After that, because our new garden fork had arrived in the mail, I started aerating the soil around the trees–or I should say, I got 1/3 of the way around one tree–it was a lot of hard work.  Our soil is very compacted, so this is important for soil health, but my whole body is aching now.  In order to feel a bit more accomplished, I focused on that one section, laid down some thick newspaper sections over the soil, added compost on top, and then planted 14 (annual) kale plants, a patch of thyme, some chamomile, and a sweet cicely plant.  These were all plants we got at the plant swap, and the kale were getting pretty leggy.  I added a bit of mulch.  Still much more to do tomorrow.
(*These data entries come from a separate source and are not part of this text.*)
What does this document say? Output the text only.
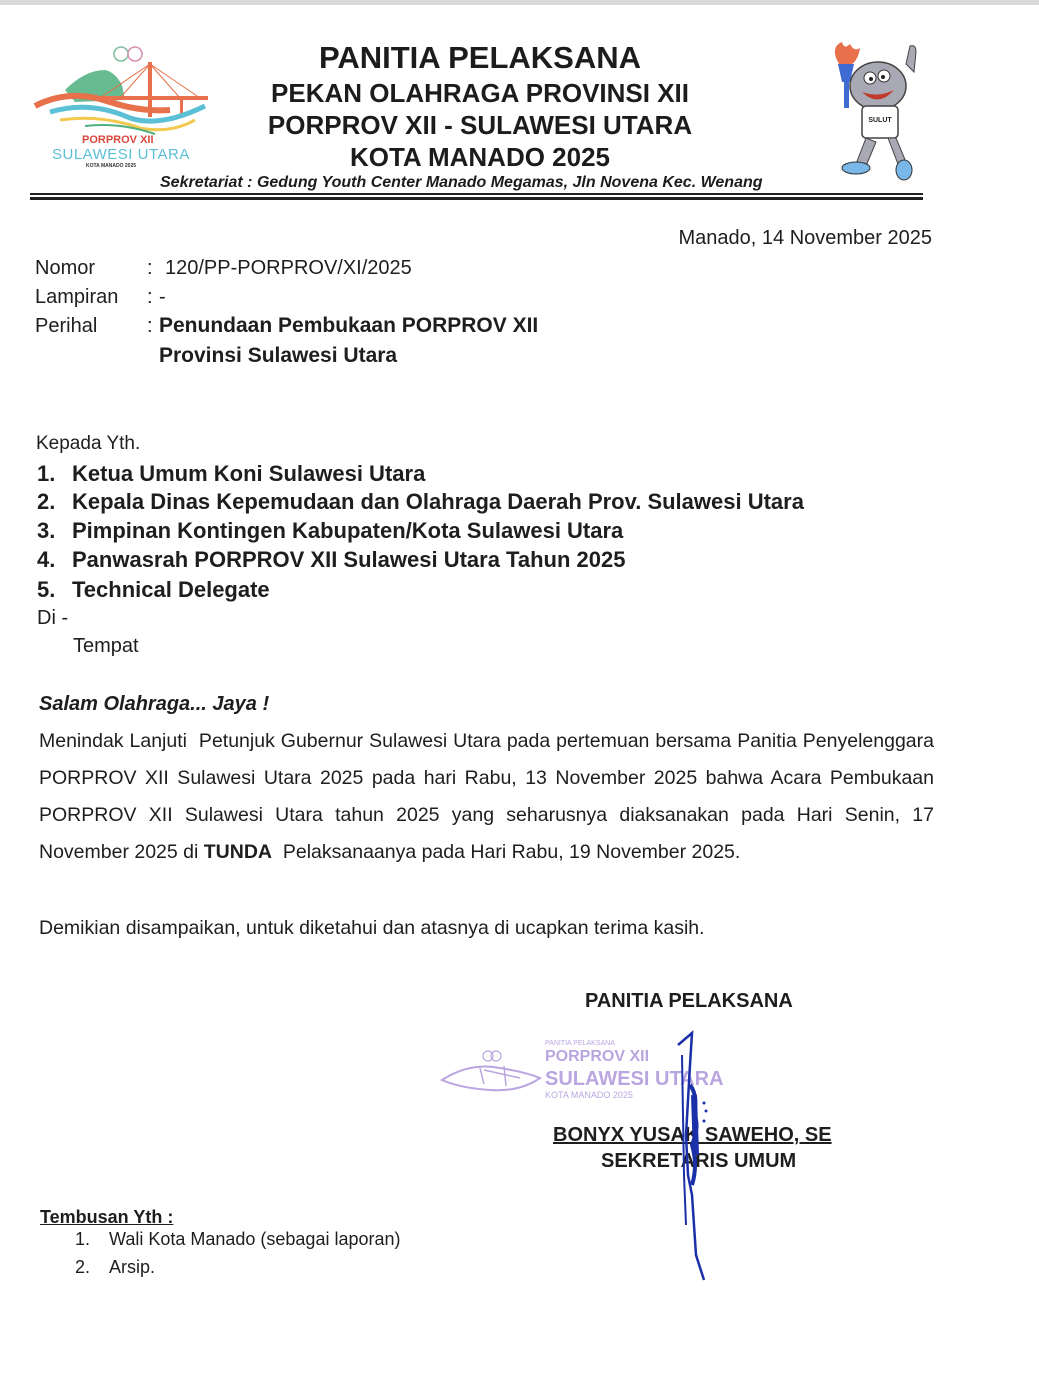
PORPROV XII
SULAWESI UTARA
KOTA MANADO 2025
PANITIA PELAKSANA
PEKAN OLAHRAGA PROVINSI XII
PORPROV XII - SULAWESI UTARA
KOTA MANADO 2025
Sekretariat : Gedung Youth Center Manado Megamas, Jln Novena Kec. Wenang
SULUT
Manado, 14 November 2025
Nomor	: 120/PP-PORPROV/XI/2025
Lampiran : -
Perihal : Penundaan Pembukaan PORPROV XII
Provinsi Sulawesi Utara
Kepada Yth.
1. Ketua Umum Koni Sulawesi Utara
2. Kepala Dinas Kepemudaan dan Olahraga Daerah Prov. Sulawesi Utara
3. Pimpinan Kontingen Kabupaten/Kota Sulawesi Utara
4. Panwasrah PORPROV XII Sulawesi Utara Tahun 2025
5. Technical Delegate
Di -
Tempat
Salam Olahraga... Jaya !
Menindak Lanjuti  Petunjuk Gubernur Sulawesi Utara pada pertemuan bersama Panitia Penyelenggara PORPROV XII Sulawesi Utara 2025 pada hari Rabu, 13 November 2025 bahwa Acara Pembukaan PORPROV XII Sulawesi Utara tahun 2025 yang seharusnya diaksanakan pada Hari Senin, 17 November 2025 di TUNDA  Pelaksanaanya pada Hari Rabu, 19 November 2025.
Demikian disampaikan, untuk diketahui dan atasnya di ucapkan terima kasih.
PANITIA PELAKSANA
PANITIA PELAKSANA
PORPROV XII
SULAWESI UTARA
KOTA MANADO 2025
BONYX YUSAK SAWEHO, SE
SEKRETARIS UMUM
Tembusan Yth :
1. Wali Kota Manado (sebagai laporan)
2. Arsip.
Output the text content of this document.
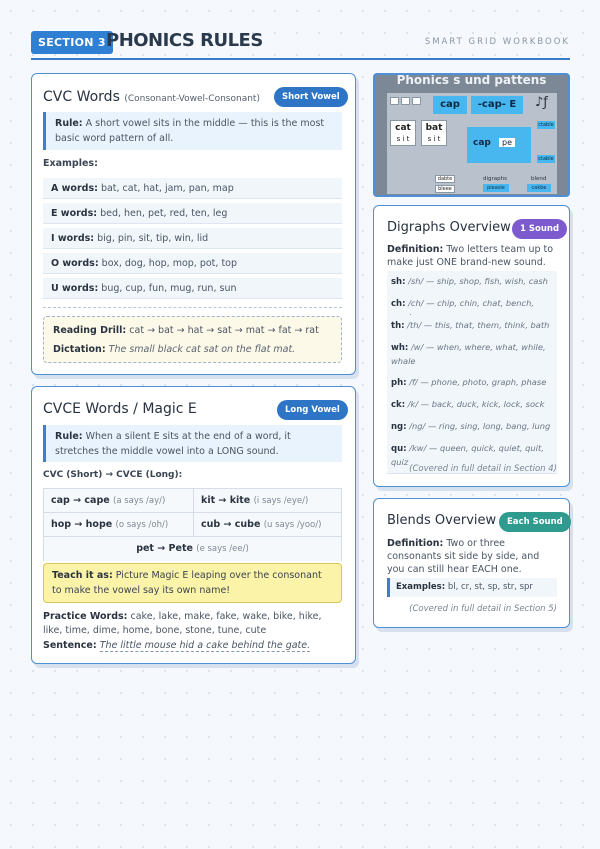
SECTION 3 PHONICS RULES	SMART GRID WORKBOOK
CVC Words (Consonant-Vowel-Consonant)	Short Vowel
Rule: A short vowel sits in the middle — this is the most basic word pattern of all.
Examples:
A words: bat, cat, hat, jam, pan, map
E words: bed, hen, pet, red, ten, leg
I words: big, pin, sit, tip, win, lid
O words: box, dog, hop, mop, pot, top
U words: bug, cup, fun, mug, run, sun
Reading Drill: cat → bat → hat → sat → mat → fat → rat
Dictation: The small black cat sat on the flat mat.
CVCE Words / Magic E	Long Vowel
Rule: When a silent E sits at the end of a word, it stretches the middle vowel into a LONG sound.
CVC (Short) → CVCE (Long):
cap → cape (a says /ay/)	kit → kite (i says /eye/)
hop → hope (o says /oh/)	cub → cube (u says /yoo/)
pet → Pete (e says /ee/)
Teach it as: Picture Magic E leaping over the consonant to make the vowel say its own name!
Practice Words: cake, lake, make, fake, wake, bike, hike, like, time, dime, home, bone, stone, tune, cute
Sentence: The little mouse hid a cake behind the gate.
Phonics s und pattens
cap	-cap- E	♪ƒ
cat
s i t
bat
s i t	cap	pe
ctable
ctable
pieasle	cakbe
dabte
bleee
digraphs	blend
Digraphs Overview	1 Sound
Definition: Two letters team up to make just ONE brand-new sound.
sh: /sh/ — ship, shop, fish, wish, cash
ch: /ch/ — chip, chin, chat, bench,
th: /th/ — this, that, them, think, bath
wh: /w/ — when, where, what, while, whale
ph: /f/ — phone, photo, graph, phase
ck: /k/ — back, duck, kick, lock, sock
ng: /ng/ — ring, sing, long, bang, lung
qu: /kw/ — queen, quick, quiet, quit, quiz
(Covered in full detail in Section 4)
Blends Overview	Each Sound
Definition: Two or three consonants sit side by side, and you can still hear EACH one.
Examples: bl, cr, st, sp, str, spr
(Covered in full detail in Section 5)
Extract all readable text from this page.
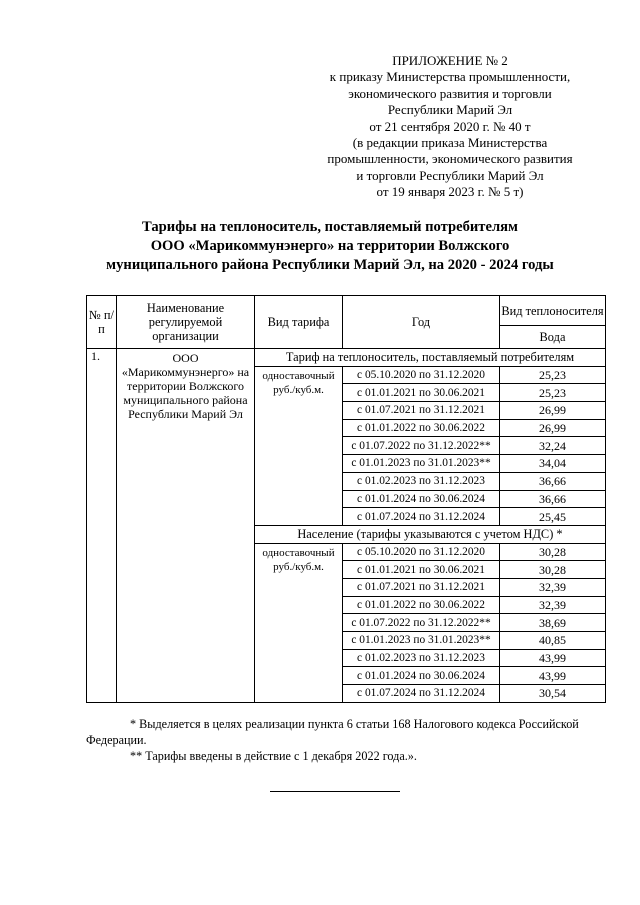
ПРИЛОЖЕНИЕ № 2
к приказу Министерства промышленности,
экономического развития и торговли
Республики Марий Эл
от 21 сентября 2020 г. № 40 т
(в редакции приказа Министерства
промышленности, экономического развития
и торговли Республики Марий Эл
от 19 января 2023 г. № 5 т)
Тарифы на теплоноситель, поставляемый потребителям
ООО «Марикоммунэнерго» на территории Волжского
муниципального района Республики Марий Эл, на 2020 - 2024 годы
№ п/п	Наименование регулируемой организации	Вид тарифа	Год	Вид теплоносителя
				Вода
1.	ООО «Марикоммунэнерго» на территории Волжского муниципального района Республики Марий Эл	Тариф на теплоноситель, поставляемый потребителям		
		одноставочный руб./куб.м.	с 05.10.2020 по 31.12.2020	25,23
			с 01.01.2021 по 30.06.2021	25,23
			с 01.07.2021 по 31.12.2021	26,99
			с 01.01.2022 по 30.06.2022	26,99
			с 01.07.2022 по 31.12.2022**	32,24
			с 01.01.2023 по 31.01.2023**	34,04
			с 01.02.2023 по 31.12.2023	36,66
			с 01.01.2024 по 30.06.2024	36,66
			с 01.07.2024 по 31.12.2024	25,45
		Население (тарифы указываются с учетом НДС) *		
		одноставочный руб./куб.м.	с 05.10.2020 по 31.12.2020	30,28
			с 01.01.2021 по 30.06.2021	30,28
			с 01.07.2021 по 31.12.2021	32,39
			с 01.01.2022 по 30.06.2022	32,39
			с 01.07.2022 по 31.12.2022**	38,69
			с 01.01.2023 по 31.01.2023**	40,85
			с 01.02.2023 по 31.12.2023	43,99
			с 01.01.2024 по 30.06.2024	43,99
			с 01.07.2024 по 31.12.2024	30,54
* Выделяется в целях реализации пункта 6 статьи 168 Налогового кодекса Российской Федерации.
** Тарифы введены в действие с 1 декабря 2022 года.».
Finally, I put together a holistic spray that I learned about from The Holistic Orchard book, but was presented in a simple recipe at Fedco Seeds.  Fedco actually sells all the ingredients, but before I knew that, I had searched around and got Neem Oil at Lowes, and ordered two more ingredients on Amazon.  I didn’t have exactly what they recommended, and I didn’t “activate” the EM-1, but as I understand it, this spray will help to colonize the trees with helpful microbes so that they can resist pests and disease, just like probiotics for humans.  Margy had already purchased a sprayer for other yard uses, so all I had to do was mix it up, and spray all over our new trees; and then I also sprayed what I could reach of our ornamental cherries which have been very neglected for years. Here are the important ingredients of this tonic:

Fish Hydrolysate: Feeds soil and arboreal food web.
Neem Oil: Contains Azadirachtin compounds that deter pests and disrupt their life cycles. Neem also is said to stimulate the tree’s immune system, give nutrients to foliage and feed the arboreal food web. …
Liquid Kelp: Promotes growth and helps trees adapt to stress.
EM-1: A probiotic inoculant that colonizes the branches and fruit with beneficial microbes to promote fruit growth and disease resistance. Click here for info on fermenting, or “activating,” EM-1.

Cherry with new underplantings

[Cherry with branches trained, and thyme and chamomile below, plus if you look closely, you can see kale at the very bottom.]